Ancak yoldaşım şunun bilinmesini istiyoruz: Mücadele artık eskisi gibi olmayacak. Ve eskisi gibi de yürümüyor. Biz artık mücadeleyi sonuçlandırmaya söz vermişiz. Yani devrimi başarıyla mutlaka ama mutlaka taçlandırmak için söz vermişiz. Bunun içinde adımlarımız atıyoruz. Yani kavga yani mücadele yani devrim yani özgürlük savaşı artık eskisi gibi yürümüyor ve yürümeyecektir. Özgürlük savaşının boyutu çok çok yükselmiştir. Bunu bilen işgalci güçler ne kadar güçleri varsa, ne kadar dostları varsa, ne kadar öldürücü teknikleri varsa, ne kadar uşaklık edecek para babaları varsa, bize karşı ne kadar uşaklık edecek, işbirlikçilik edecek, ihanet edecek düşkün, düşürülmüş, ruhunu ona buna satmış ne kadar tip varsa hepsini topyekûn harekete geçirerek bir mücadele yürütüyorlar.
Yoldaş, gerçekten artık özgürlük savaşı eskisi gibi yürümeyecektir. Çünkü Kürt halkının düşmanları Kürt halkını soykırımdan geçirmek için yemin etmişlerdir. Kaldı ki Kürt halkını ya soykırımda geçirerek ayakta kalacaklardır ya da geri adım atarak Kürt halkının özgürlüğünü kabul edeceklerdir. İşte kritik eşik budur. Hani Shakspeare diyor ya: “olmak ay da olmamak tüm sorun budur.”
Evet ya özgürlüğümüzü kabul edeceklerdir ya da saldırılarına devam edeceklerdir. Bu söylenenler sıradan bir durumun yaşanmadığını göstermektedir. Eskilerde bu olağanüstü süreçlere devrim anları derlerdi. İşte Kürdistan’da şimdi tümden bir devrim anını yaşıyoruz. Devrim anlarının kazanımları da büyük olur kayıpları da.

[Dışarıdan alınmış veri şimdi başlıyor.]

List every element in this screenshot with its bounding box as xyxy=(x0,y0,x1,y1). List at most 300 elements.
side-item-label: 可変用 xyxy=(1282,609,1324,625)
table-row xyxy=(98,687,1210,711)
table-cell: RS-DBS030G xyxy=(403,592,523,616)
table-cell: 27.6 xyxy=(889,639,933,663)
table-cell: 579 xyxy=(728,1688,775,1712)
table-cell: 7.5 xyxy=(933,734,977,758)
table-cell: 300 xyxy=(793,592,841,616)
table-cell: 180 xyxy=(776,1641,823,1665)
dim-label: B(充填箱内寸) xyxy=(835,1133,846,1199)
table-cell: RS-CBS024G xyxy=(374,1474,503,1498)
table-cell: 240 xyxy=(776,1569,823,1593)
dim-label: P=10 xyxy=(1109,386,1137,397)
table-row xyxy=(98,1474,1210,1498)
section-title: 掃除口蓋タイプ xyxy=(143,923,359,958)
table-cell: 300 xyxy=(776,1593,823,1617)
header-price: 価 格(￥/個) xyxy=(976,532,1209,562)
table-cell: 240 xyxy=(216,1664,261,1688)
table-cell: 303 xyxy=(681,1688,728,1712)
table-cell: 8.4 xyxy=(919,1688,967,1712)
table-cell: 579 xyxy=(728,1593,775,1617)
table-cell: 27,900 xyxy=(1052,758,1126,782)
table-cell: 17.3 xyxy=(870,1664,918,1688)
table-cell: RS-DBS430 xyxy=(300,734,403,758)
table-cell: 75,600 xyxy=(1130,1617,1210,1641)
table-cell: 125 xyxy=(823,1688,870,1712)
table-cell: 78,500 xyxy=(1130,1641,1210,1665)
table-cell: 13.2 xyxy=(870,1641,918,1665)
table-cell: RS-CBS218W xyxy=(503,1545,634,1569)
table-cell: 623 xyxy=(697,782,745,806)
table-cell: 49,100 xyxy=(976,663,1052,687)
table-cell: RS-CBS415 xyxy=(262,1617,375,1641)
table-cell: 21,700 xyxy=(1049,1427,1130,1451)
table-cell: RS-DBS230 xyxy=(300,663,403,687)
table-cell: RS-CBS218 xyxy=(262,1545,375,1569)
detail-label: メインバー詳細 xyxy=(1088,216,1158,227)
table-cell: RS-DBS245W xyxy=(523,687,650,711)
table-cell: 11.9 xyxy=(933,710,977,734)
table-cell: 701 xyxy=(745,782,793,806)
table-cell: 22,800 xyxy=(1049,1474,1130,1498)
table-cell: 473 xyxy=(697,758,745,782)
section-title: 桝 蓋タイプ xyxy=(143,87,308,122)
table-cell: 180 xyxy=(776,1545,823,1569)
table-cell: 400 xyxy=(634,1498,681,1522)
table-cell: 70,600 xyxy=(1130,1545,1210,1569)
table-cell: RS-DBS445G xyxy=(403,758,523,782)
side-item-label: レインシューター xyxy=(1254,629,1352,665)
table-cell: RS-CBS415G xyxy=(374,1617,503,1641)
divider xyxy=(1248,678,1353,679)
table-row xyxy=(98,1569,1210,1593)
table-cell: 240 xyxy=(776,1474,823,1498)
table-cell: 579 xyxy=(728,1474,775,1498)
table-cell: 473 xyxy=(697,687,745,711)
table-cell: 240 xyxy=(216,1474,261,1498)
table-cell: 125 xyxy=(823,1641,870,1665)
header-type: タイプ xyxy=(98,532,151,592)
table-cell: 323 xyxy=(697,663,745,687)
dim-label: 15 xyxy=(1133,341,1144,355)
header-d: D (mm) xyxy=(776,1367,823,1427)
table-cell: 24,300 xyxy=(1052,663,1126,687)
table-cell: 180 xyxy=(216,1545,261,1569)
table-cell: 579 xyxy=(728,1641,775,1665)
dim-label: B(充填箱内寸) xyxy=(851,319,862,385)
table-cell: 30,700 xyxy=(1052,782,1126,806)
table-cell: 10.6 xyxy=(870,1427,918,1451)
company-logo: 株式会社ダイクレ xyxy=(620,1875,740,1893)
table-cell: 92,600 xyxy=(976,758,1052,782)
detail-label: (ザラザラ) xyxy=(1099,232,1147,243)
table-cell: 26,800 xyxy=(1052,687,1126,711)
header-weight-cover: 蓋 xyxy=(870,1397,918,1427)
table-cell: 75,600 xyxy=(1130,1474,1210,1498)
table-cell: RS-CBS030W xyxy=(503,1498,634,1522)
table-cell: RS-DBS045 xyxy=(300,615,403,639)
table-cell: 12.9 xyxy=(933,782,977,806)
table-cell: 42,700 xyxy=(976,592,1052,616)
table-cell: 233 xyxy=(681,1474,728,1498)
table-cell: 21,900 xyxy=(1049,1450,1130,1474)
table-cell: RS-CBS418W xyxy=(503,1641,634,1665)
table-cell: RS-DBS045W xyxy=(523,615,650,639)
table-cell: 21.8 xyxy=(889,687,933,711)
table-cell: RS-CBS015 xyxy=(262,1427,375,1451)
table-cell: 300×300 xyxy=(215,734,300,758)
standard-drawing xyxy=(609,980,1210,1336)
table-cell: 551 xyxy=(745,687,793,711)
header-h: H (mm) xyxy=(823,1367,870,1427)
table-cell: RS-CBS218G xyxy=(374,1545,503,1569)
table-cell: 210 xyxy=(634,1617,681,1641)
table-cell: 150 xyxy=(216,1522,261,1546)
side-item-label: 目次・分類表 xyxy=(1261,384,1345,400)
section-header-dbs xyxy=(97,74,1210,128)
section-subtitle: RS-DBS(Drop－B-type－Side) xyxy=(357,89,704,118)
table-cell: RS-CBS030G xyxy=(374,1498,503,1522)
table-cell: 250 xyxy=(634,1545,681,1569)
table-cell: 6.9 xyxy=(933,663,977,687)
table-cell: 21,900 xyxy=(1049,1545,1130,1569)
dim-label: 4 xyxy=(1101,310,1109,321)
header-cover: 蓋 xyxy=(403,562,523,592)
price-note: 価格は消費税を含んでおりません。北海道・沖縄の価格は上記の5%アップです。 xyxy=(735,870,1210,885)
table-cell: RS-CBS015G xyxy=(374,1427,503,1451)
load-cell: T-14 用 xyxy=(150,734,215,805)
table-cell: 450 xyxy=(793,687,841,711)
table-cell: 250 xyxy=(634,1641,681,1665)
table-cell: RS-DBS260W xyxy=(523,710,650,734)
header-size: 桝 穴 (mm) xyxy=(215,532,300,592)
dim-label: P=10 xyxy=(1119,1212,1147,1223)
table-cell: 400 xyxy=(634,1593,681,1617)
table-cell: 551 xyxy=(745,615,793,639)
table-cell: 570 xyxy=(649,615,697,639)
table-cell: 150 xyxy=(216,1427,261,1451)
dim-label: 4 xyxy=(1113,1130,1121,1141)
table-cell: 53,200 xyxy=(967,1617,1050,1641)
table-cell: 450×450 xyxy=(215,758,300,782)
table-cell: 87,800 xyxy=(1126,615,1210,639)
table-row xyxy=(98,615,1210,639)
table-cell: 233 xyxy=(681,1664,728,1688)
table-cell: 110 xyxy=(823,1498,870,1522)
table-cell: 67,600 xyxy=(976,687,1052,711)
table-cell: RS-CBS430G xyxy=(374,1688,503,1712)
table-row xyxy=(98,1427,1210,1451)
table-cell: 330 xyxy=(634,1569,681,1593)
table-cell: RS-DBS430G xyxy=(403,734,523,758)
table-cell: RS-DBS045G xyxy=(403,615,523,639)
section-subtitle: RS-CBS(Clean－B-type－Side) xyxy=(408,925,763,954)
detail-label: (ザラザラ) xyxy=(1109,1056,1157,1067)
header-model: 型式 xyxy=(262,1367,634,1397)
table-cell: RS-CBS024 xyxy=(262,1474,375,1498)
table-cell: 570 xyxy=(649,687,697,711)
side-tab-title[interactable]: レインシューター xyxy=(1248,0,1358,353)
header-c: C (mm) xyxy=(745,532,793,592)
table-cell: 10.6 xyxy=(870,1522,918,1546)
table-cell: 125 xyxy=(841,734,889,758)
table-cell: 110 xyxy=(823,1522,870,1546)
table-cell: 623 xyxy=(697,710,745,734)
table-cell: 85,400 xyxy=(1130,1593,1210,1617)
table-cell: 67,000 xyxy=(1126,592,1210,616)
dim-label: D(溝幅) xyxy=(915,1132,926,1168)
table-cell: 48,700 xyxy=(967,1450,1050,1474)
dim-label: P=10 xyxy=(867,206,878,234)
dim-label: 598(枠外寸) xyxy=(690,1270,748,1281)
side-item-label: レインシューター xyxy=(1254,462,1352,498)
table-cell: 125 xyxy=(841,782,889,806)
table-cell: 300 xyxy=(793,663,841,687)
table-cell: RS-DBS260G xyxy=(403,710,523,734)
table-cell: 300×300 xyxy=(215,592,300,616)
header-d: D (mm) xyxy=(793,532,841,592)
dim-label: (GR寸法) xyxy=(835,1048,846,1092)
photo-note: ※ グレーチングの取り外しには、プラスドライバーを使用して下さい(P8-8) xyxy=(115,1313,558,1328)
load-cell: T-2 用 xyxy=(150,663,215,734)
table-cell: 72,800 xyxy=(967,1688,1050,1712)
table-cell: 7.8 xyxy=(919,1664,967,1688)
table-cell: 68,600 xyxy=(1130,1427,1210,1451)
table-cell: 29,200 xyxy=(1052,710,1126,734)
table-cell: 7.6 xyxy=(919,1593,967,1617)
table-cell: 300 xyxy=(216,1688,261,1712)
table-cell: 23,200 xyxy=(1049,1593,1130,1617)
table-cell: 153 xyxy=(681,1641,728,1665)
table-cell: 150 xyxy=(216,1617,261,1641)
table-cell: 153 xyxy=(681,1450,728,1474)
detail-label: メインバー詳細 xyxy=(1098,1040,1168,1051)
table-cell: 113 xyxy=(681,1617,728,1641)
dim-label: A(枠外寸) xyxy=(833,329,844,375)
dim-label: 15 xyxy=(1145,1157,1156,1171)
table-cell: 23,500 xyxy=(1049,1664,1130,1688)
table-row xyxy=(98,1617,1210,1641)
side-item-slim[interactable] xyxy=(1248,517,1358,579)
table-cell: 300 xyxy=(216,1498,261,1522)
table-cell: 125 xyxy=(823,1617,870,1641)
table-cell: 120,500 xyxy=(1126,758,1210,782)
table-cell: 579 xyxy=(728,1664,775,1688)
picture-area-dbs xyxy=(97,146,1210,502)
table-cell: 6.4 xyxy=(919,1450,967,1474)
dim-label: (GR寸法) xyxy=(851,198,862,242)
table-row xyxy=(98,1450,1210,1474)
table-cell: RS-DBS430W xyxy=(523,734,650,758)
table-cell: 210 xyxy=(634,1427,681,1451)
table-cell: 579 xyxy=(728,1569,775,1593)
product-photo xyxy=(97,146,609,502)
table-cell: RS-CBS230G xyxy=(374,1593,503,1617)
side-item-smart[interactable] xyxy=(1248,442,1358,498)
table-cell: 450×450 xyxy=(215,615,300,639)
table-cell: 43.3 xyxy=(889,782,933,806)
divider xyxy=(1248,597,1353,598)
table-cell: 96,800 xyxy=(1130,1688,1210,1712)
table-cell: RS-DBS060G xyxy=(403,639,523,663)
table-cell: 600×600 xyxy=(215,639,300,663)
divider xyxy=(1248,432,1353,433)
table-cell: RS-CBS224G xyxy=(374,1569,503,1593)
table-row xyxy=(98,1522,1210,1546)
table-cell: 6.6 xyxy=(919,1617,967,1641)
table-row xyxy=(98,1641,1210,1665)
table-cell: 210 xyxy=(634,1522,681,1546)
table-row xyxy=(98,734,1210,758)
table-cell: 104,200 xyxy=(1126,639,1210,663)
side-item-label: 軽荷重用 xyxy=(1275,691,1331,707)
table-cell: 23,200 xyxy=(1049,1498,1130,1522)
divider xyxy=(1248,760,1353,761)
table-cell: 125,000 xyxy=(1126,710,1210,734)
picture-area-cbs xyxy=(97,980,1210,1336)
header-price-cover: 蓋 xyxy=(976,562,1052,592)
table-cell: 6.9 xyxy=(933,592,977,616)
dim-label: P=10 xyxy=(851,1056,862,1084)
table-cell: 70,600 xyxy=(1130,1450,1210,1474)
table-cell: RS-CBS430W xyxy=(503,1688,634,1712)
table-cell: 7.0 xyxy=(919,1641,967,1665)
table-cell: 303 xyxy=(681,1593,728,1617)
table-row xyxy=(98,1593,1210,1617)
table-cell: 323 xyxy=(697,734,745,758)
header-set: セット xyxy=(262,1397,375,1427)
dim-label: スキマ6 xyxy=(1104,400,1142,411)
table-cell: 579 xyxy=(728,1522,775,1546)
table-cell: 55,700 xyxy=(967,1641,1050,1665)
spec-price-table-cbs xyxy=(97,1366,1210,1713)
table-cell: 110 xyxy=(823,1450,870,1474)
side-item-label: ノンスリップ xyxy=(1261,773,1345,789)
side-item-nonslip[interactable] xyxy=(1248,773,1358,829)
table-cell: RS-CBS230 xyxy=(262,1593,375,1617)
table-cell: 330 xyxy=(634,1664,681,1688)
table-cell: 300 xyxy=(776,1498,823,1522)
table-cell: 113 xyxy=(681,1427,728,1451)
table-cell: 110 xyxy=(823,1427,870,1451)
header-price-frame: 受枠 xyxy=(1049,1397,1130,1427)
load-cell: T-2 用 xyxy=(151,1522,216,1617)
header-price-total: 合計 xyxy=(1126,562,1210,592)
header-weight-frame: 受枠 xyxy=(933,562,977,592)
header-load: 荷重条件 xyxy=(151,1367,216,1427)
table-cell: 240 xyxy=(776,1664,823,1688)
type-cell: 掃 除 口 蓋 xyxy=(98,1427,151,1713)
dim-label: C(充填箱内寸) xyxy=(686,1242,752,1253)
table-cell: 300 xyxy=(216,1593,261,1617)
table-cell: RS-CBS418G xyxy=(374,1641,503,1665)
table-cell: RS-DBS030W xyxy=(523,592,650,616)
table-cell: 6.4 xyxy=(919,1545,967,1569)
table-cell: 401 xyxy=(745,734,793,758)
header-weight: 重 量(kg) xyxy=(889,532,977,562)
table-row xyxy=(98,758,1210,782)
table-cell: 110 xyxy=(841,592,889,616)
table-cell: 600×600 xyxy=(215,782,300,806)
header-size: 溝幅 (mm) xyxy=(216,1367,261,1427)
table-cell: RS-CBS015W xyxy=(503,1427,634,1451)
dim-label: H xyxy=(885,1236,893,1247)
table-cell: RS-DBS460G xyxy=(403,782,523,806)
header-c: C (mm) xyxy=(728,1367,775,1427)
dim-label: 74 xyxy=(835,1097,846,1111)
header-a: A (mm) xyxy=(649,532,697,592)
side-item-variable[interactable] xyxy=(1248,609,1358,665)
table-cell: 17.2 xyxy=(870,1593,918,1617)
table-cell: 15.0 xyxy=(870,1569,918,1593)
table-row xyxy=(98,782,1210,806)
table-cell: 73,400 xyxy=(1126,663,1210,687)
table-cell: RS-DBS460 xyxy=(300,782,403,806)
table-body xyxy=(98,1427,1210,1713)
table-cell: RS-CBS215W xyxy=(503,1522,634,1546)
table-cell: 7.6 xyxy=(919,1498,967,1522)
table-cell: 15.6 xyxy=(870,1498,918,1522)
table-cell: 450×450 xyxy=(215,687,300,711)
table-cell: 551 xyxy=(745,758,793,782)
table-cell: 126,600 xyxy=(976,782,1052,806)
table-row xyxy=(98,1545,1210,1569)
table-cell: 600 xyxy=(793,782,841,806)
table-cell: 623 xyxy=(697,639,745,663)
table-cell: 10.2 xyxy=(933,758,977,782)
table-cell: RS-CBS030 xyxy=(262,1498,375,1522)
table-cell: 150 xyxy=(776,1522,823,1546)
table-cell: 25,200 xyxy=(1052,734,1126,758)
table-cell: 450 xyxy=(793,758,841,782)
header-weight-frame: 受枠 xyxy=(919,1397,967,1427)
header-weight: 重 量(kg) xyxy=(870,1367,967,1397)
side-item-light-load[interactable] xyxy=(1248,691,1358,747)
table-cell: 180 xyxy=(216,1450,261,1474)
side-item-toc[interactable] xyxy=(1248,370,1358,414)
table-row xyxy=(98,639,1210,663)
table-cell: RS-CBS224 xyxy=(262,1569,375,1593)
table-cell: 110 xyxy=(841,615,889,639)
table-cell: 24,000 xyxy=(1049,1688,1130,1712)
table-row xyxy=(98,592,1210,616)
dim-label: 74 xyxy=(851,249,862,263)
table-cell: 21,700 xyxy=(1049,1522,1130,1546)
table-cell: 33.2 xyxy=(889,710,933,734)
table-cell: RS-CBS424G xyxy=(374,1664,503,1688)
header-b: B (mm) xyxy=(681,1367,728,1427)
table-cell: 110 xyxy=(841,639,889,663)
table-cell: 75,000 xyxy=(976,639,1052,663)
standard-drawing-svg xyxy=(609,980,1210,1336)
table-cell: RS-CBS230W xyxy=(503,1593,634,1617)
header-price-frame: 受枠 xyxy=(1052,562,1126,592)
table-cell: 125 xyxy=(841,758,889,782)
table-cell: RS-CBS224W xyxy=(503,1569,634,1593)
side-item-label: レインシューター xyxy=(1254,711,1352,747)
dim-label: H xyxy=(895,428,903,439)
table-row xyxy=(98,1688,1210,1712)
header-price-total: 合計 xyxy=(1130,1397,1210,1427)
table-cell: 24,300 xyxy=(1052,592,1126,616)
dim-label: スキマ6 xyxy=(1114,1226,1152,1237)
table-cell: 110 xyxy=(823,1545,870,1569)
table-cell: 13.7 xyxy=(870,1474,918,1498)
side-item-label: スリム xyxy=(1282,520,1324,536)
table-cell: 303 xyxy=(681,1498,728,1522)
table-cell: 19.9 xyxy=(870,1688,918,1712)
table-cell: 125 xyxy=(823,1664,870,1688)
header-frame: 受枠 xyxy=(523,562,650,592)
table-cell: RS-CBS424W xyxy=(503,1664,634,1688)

Önemli olan kayıplarını zafere götürecek bayrak haline getirmesini bilmektir.
İşte biz Rüstem yoldaşlarımızın şahadetini Kürdistan’da demokratik özerkliği inşa etme temelinde köklü bir mücadeleye dönüştürerek başlattığımız lakin yarım bıraktığımız Devrimci Halk Savaşımızı çok ileri düzeyde tırmandırarak tarihin bu sürecinde başarıyla çıkacağımıza sonuna kadar inanıyoruz.
Yoldaşım işte bu yukarıda söylenenler ışığında Rüstemlerin, Çiçeklerin, Ali Şerlerin ve Xebatların ve 2011 yılında şehit düşen nice yoldaşımızın şahadetlerini böyle anlamlandırırsak bu şahadetleri kesintisiz direnişe vesile yaparken bu yoldaşlarımızın şahadetine değer biçmiş oluruz ve de onlara sahip çıkmış oluruz.
Mektubumu sonlandırırken, öncelikli olarak Önder Apo’ya veripte yerine getiremediğimiz, eksik yerine getirdiğimiz sözlerini bu yıl telafi etme temelinde mücadeleye yüklenerek başta önderliğimize, şehitlerimize, halkımıza ve siz yoldaşlara söz veriyoruz.”